Tentang standart biaya makan juga sangat problematic. Jika misalnya kita menggunakan angka patokan sekali makan 6 real memang ada. Yaitu makanan orang Timur Tengah, yang terdiri dari ayam dan nasi Arab. Pertanyaannya, apakah orang Indonesia akan diberi makanan berjenis itu terus menerus. Pasti mereka akan complain. Makanan untuk corak makanan orang Indonesia, dengan cita rasa yang variatif hanya akan dipenuhi jika perorang ditentukan sebesar 12 real.

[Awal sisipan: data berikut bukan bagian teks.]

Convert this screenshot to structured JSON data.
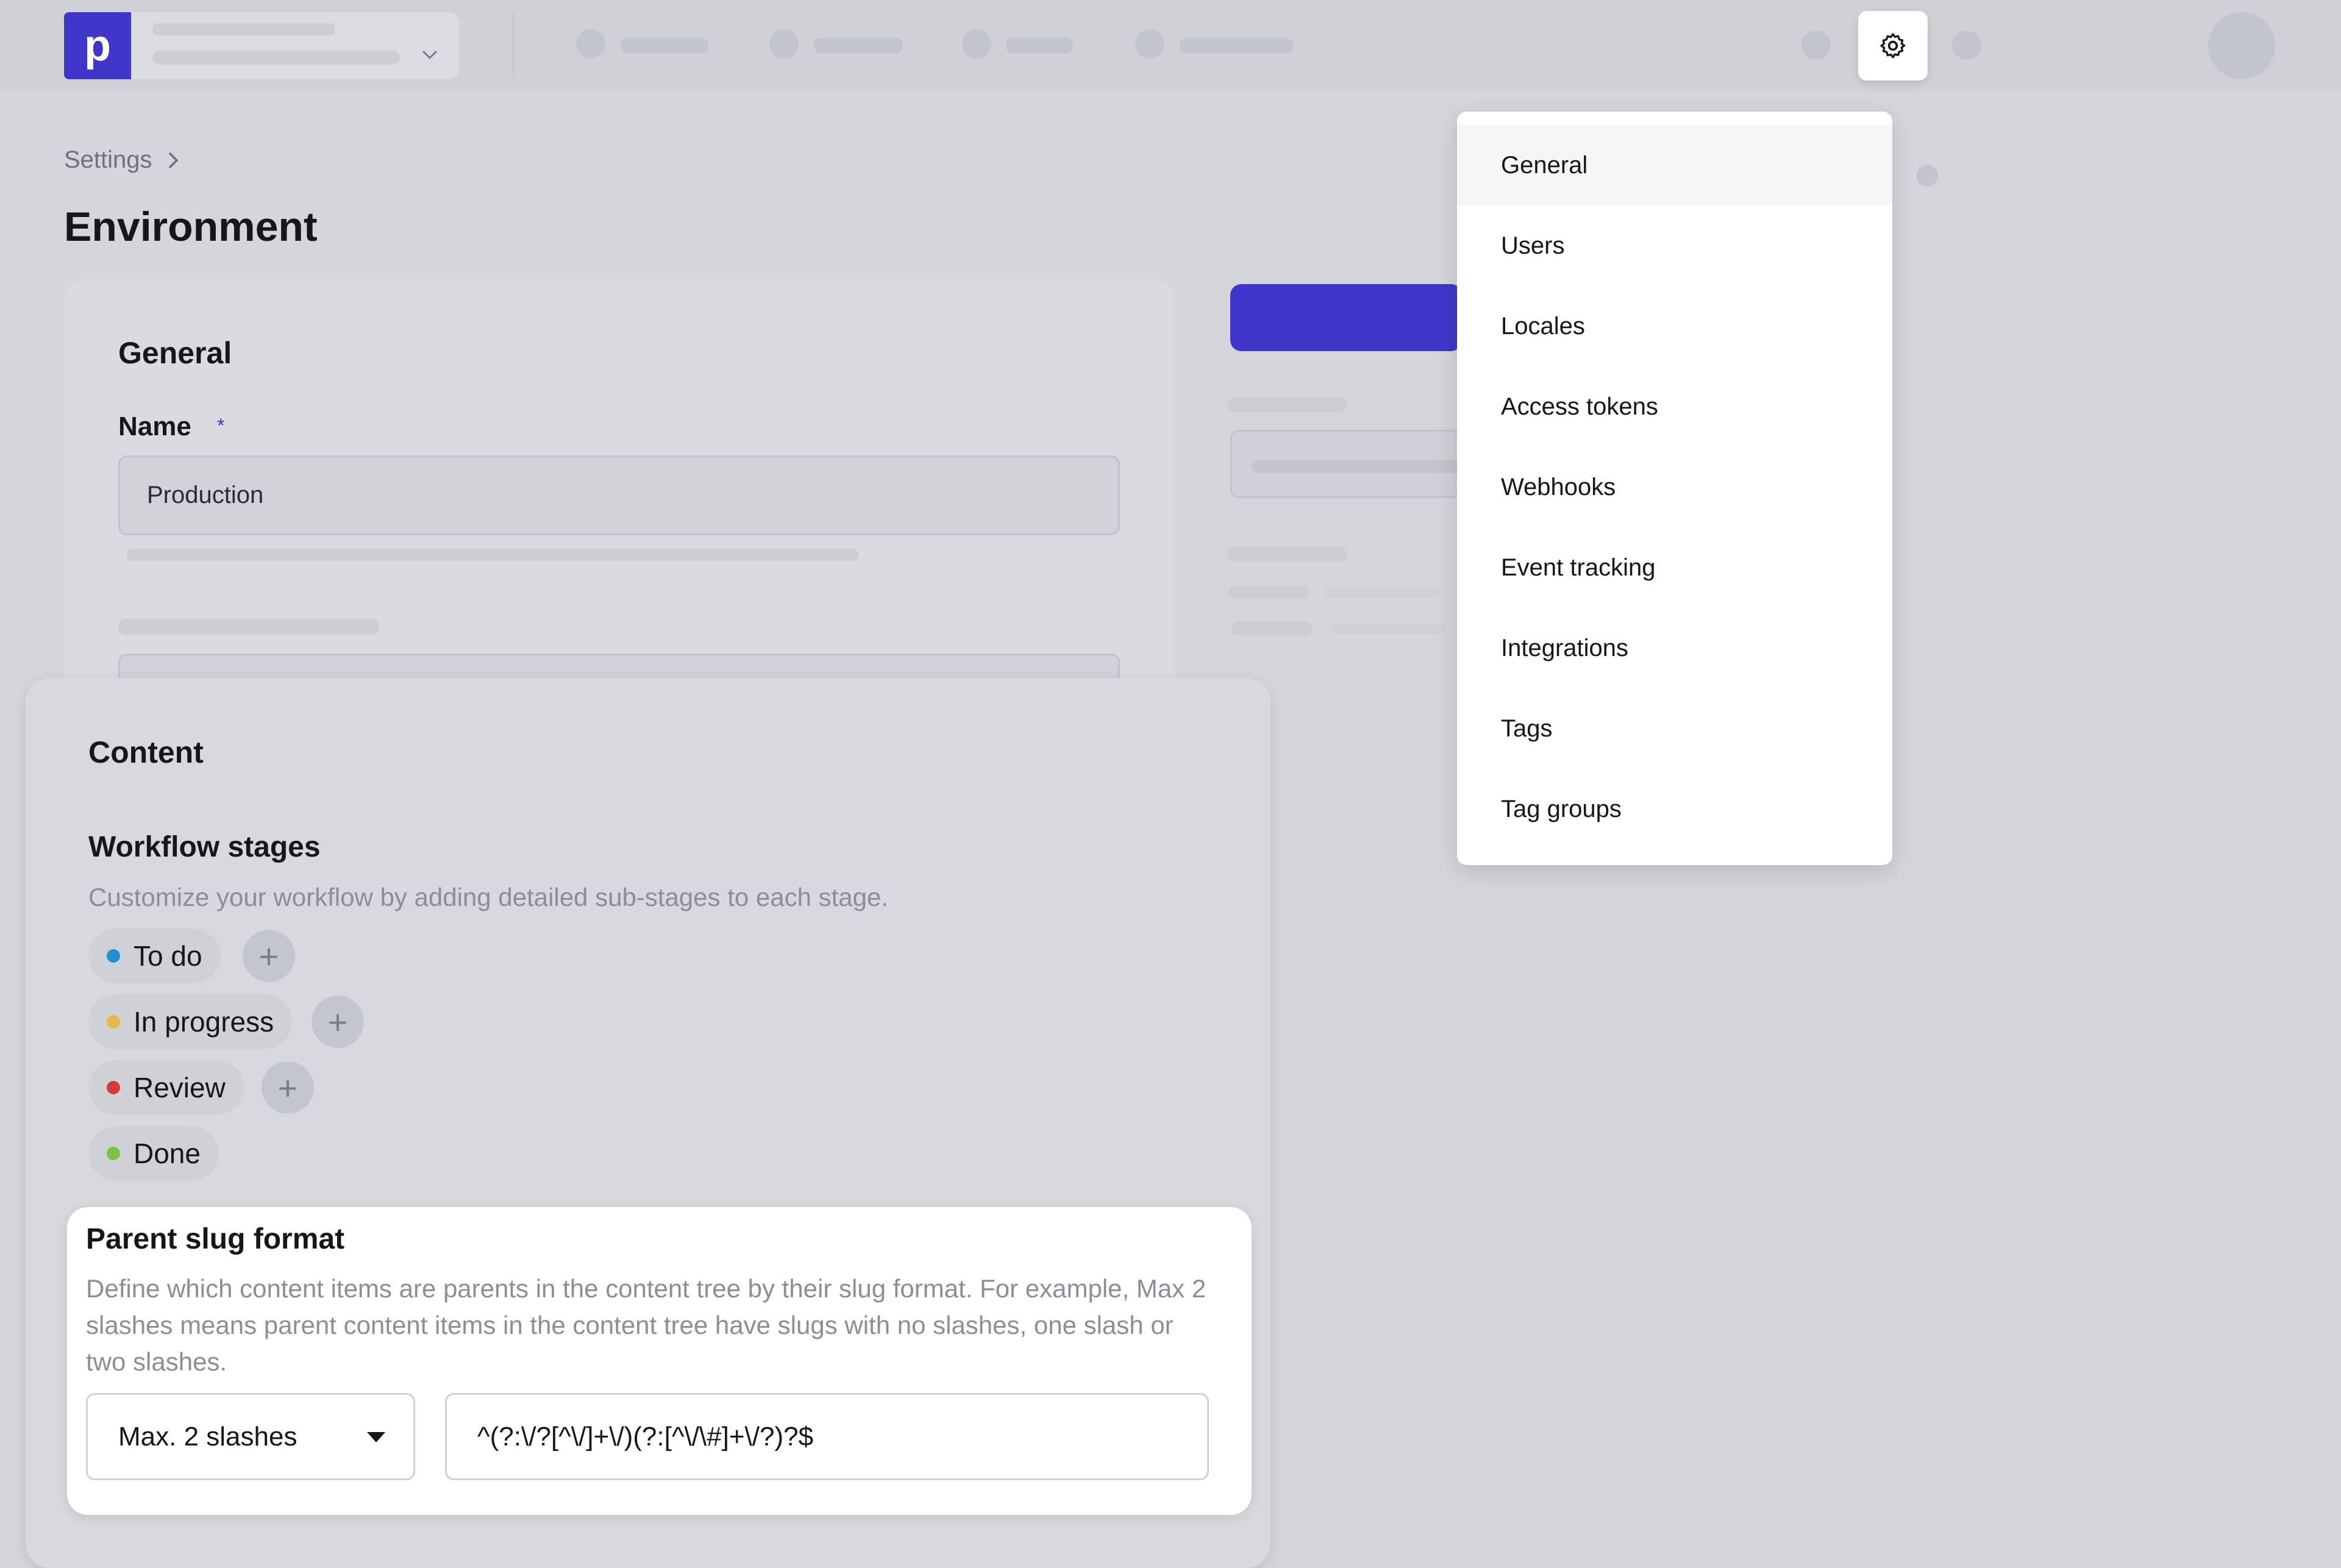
{
  "logo": {
    "letter": "p"
  },
  "breadcrumb": {
    "root": "Settings"
  },
  "page": {
    "title": "Environment"
  },
  "general_card": {
    "title": "General",
    "name_label": "Name",
    "required_mark": "*",
    "name_value": "Production"
  },
  "content_card": {
    "title": "Content",
    "workflow": {
      "title": "Workflow stages",
      "description": "Customize your workflow by adding detailed sub-stages to each stage.",
      "stages": [
        {
          "label": "To do",
          "color": "#1f8fd6",
          "has_add": true
        },
        {
          "label": "In progress",
          "color": "#e5b84b",
          "has_add": true
        },
        {
          "label": "Review",
          "color": "#d9363e",
          "has_add": true
        },
        {
          "label": "Done",
          "color": "#7dc243",
          "has_add": false
        }
      ],
      "add_symbol": "+"
    },
    "slug": {
      "title": "Parent slug format",
      "description": "Define which content items are parents in the content tree by their slug format. For example, Max 2 slashes means parent content items in the content tree have slugs with no slashes, one slash or two slashes.",
      "select_value": "Max. 2 slashes",
      "regex_value": "^(?:\\/?[^\\/]+\\/)(?:[^\\/\\#]+\\/?)?$"
    }
  },
  "settings_menu": {
    "items": [
      "General",
      "Users",
      "Locales",
      "Access tokens",
      "Webhooks",
      "Event tracking",
      "Integrations",
      "Tags",
      "Tag groups"
    ],
    "active": "General"
  },
  "icons": {
    "settings": "gear-icon",
    "breadcrumb_sep": "chevron-right-icon",
    "project_dropdown": "chevron-down-icon",
    "select_caret": "caret-down-icon"
  },
  "colors": {
    "brand": "#3f37c9",
    "dim_background": "#d4d6dc"
  }
}
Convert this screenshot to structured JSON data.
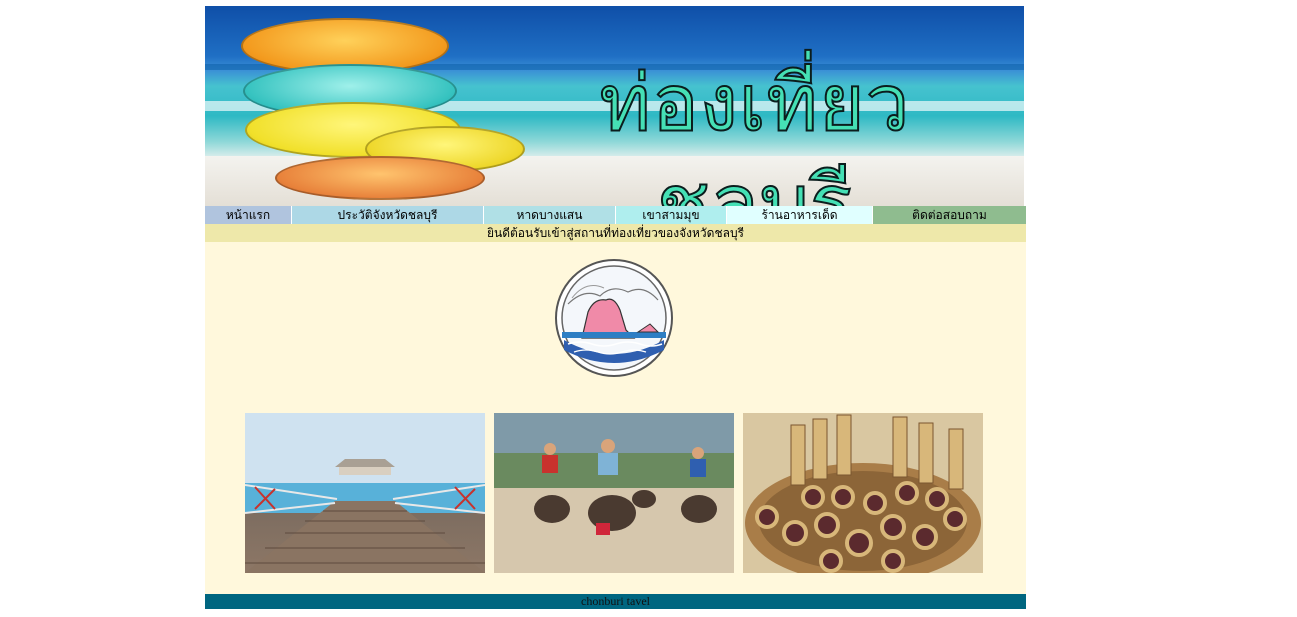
{
  "banner": {
    "title": "ท่องเที่ยวชลบุรี"
  },
  "nav": {
    "items": [
      {
        "label": "หน้าแรก"
      },
      {
        "label": "ประวัติจังหวัดชลบุรี"
      },
      {
        "label": "หาดบางแสน"
      },
      {
        "label": "เขาสามมุข"
      },
      {
        "label": "ร้านอาหารเด็ด"
      },
      {
        "label": "ติดต่อสอบถาม"
      }
    ]
  },
  "welcome": {
    "text": "ยินดีต้อนรับเข้าสู่สถานที่ท่องเที่ยวของจังหวัดชลบุรี"
  },
  "content": {
    "seal": {
      "icon": "chonburi-provincial-seal-icon"
    },
    "photos": [
      {
        "icon": "pier-photo"
      },
      {
        "icon": "buffalo-race-photo"
      },
      {
        "icon": "bamboo-sticky-rice-photo"
      }
    ]
  },
  "footer": {
    "text": "chonburi tavel"
  },
  "colors": {
    "nav_1": "#b0c4de",
    "nav_2": "#add8e6",
    "nav_3": "#b0e0e6",
    "nav_4": "#afeeee",
    "nav_5": "#e0ffff",
    "nav_6": "#8fbc8f",
    "welcome_bar": "#eee8aa",
    "content_bg": "#fff8dc",
    "footer_bg": "#006680"
  }
}
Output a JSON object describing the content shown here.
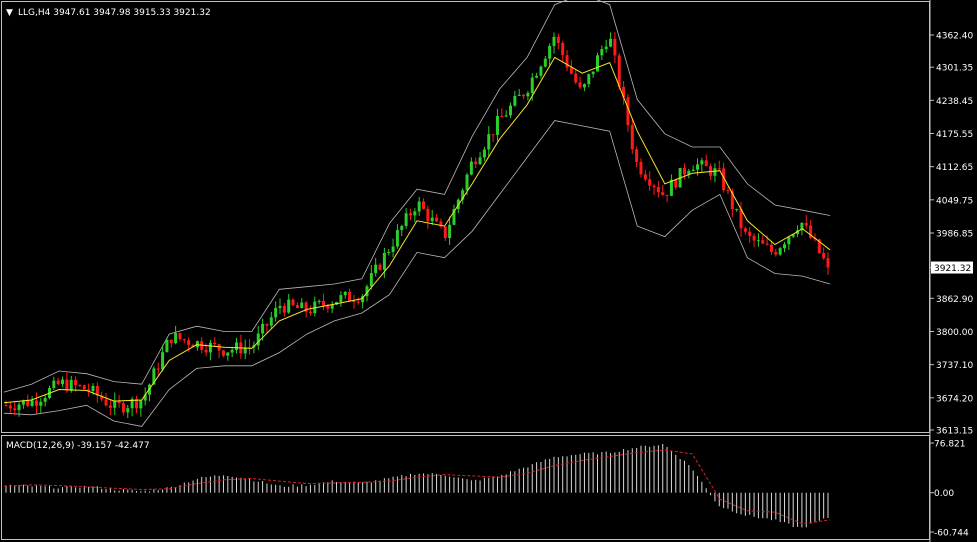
{
  "header": {
    "menu_glyph": "▼",
    "symbol_line": "LLG,H4  3947.61 3947.98 3915.33 3921.32"
  },
  "macd_header": {
    "label": "MACD(12,26,9) -39.157 -42.477"
  },
  "colors": {
    "background": "#000000",
    "frame": "#c0c0c0",
    "bull": "#2bcf2b",
    "bear": "#ff1a1a",
    "ma_yellow": "#f2e629",
    "bands": "#b8b8b8",
    "macd_hist": "#d8d8d8",
    "macd_signal": "#e02020",
    "price_tag_bg": "#ffffff",
    "price_tag_text": "#000000"
  },
  "chart_data": [
    {
      "type": "candlestick",
      "symbol": "LLG",
      "timeframe": "H4",
      "last_bar": {
        "open": 3947.61,
        "high": 3947.98,
        "low": 3915.33,
        "close": 3921.32
      },
      "current_price_label": "3921.32",
      "ylim": [
        3613.15,
        4400
      ],
      "y_ticks": [
        "4362.40",
        "4301.35",
        "4238.45",
        "4175.55",
        "4112.65",
        "4049.75",
        "3986.85",
        "3921.32",
        "3862.90",
        "3800.00",
        "3737.10",
        "3674.20",
        "3613.15"
      ],
      "y_tick_values": [
        4362.4,
        4301.35,
        4238.45,
        4175.55,
        4112.65,
        4049.75,
        3986.85,
        3921.32,
        3862.9,
        3800.0,
        3737.1,
        3674.2,
        3613.15
      ],
      "price_path": [
        [
          0,
          3660
        ],
        [
          10,
          3668
        ],
        [
          20,
          3702
        ],
        [
          30,
          3690
        ],
        [
          40,
          3655
        ],
        [
          50,
          3672
        ],
        [
          60,
          3790
        ],
        [
          70,
          3778
        ],
        [
          80,
          3765
        ],
        [
          90,
          3772
        ],
        [
          100,
          3850
        ],
        [
          110,
          3840
        ],
        [
          120,
          3860
        ],
        [
          130,
          3870
        ],
        [
          140,
          3960
        ],
        [
          150,
          4045
        ],
        [
          160,
          3980
        ],
        [
          170,
          4120
        ],
        [
          180,
          4200
        ],
        [
          190,
          4260
        ],
        [
          200,
          4360
        ],
        [
          210,
          4250
        ],
        [
          220,
          4365
        ],
        [
          230,
          4120
        ],
        [
          240,
          4060
        ],
        [
          250,
          4120
        ],
        [
          260,
          4100
        ],
        [
          270,
          3980
        ],
        [
          280,
          3950
        ],
        [
          290,
          4010
        ],
        [
          300,
          3921
        ]
      ],
      "series": [
        {
          "name": "",
          "role": "moving_average",
          "values": [
            3665,
            3670,
            3690,
            3688,
            3668,
            3670,
            3745,
            3775,
            3770,
            3768,
            3820,
            3842,
            3852,
            3862,
            3925,
            4010,
            4000,
            4080,
            4165,
            4230,
            4320,
            4290,
            4310,
            4180,
            4080,
            4100,
            4105,
            4010,
            3965,
            3995,
            3955
          ]
        },
        {
          "name": "",
          "role": "bollinger_upper",
          "values": [
            3685,
            3700,
            3725,
            3720,
            3705,
            3700,
            3795,
            3810,
            3800,
            3800,
            3880,
            3885,
            3890,
            3900,
            4005,
            4070,
            4060,
            4170,
            4260,
            4320,
            4420,
            4440,
            4420,
            4240,
            4175,
            4150,
            4150,
            4080,
            4040,
            4030,
            4020
          ]
        },
        {
          "name": "",
          "role": "bollinger_lower",
          "values": [
            3645,
            3642,
            3650,
            3660,
            3630,
            3620,
            3690,
            3730,
            3735,
            3735,
            3760,
            3795,
            3820,
            3835,
            3870,
            3950,
            3940,
            3990,
            4060,
            4130,
            4200,
            4190,
            4180,
            4000,
            3980,
            4030,
            4060,
            3940,
            3910,
            3905,
            3890
          ]
        }
      ]
    },
    {
      "type": "bar",
      "indicator": "MACD(12,26,9)",
      "main": -39.157,
      "signal": -42.477,
      "ylim": [
        -60.744,
        76.821
      ],
      "y_ticks": [
        "76.821",
        "0.00",
        "-60.744"
      ],
      "y_tick_values": [
        76.821,
        0,
        -60.744
      ],
      "histogram": [
        12,
        10,
        8,
        10,
        5,
        2,
        8,
        22,
        28,
        20,
        10,
        12,
        18,
        15,
        22,
        30,
        28,
        18,
        26,
        40,
        55,
        60,
        62,
        70,
        75,
        40,
        -20,
        -35,
        -42,
        -55,
        -39
      ],
      "signal_line": [
        10,
        12,
        11,
        9,
        7,
        5,
        6,
        14,
        20,
        22,
        18,
        14,
        15,
        16,
        18,
        24,
        28,
        26,
        24,
        30,
        42,
        50,
        56,
        62,
        66,
        60,
        -10,
        -28,
        -30,
        -48,
        -42
      ]
    }
  ]
}
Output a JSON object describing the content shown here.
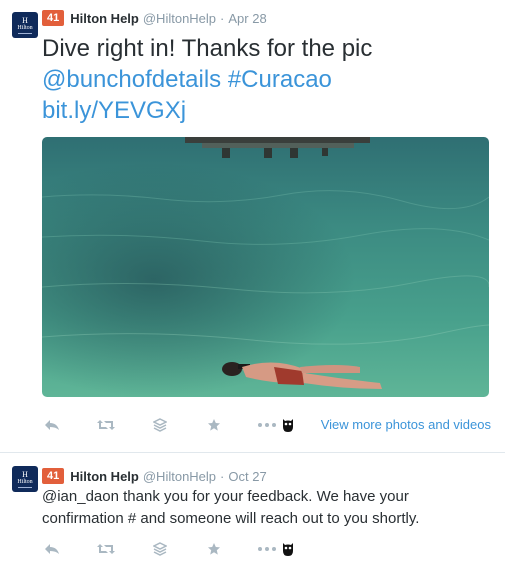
{
  "colors": {
    "link": "#3b94d9",
    "meta": "#8899a6",
    "klout": "#e25f3b",
    "icon": "#aab8c2"
  },
  "tweets": [
    {
      "avatar": {
        "brand": "Hilton"
      },
      "klout_score": "41",
      "name": "Hilton Help",
      "handle": "@HiltonHelp",
      "separator": "·",
      "time": "Apr 28",
      "text_main": "Dive right in! Thanks for the pic",
      "mention": "@bunchofdetails",
      "hashtag": "#Curacao",
      "link": "bit.ly/YEVGXj",
      "media_link": "View more photos and videos",
      "actions": [
        "reply-icon",
        "retweet-icon",
        "buffer-icon",
        "favorite-icon",
        "more-icon",
        "hootsuite-owl-icon"
      ]
    },
    {
      "avatar": {
        "brand": "Hilton"
      },
      "klout_score": "41",
      "name": "Hilton Help",
      "handle": "@HiltonHelp",
      "separator": "·",
      "time": "Oct 27",
      "text": "@ian_daon thank you for your feedback. We have your confirmation # and someone will reach out to you shortly.",
      "actions": [
        "reply-icon",
        "retweet-icon",
        "buffer-icon",
        "favorite-icon",
        "more-icon",
        "hootsuite-owl-icon"
      ]
    }
  ]
}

Jadi, mesti harus dibaca juga tentang kekhususan corak makanan orang Indonesia. Jadi kalau harga makanan perorang sebesar 12 real, maka hal tersebut bukan mark up, akan tetapi itulah realitas makanan di Arab Saudi.

Pertemuan ini saya rasa penting untuk mendengarkan pengalaman orang yang telah lama menjadi konsuler di Arab Saudi. Dengan sharing pengalaman seperti ini, maka diharapkan bahwa akan terjadi pemahaman yang sama tentang bagaimana memberikan pelayanan yang memuaskan pada jamaah haji kita.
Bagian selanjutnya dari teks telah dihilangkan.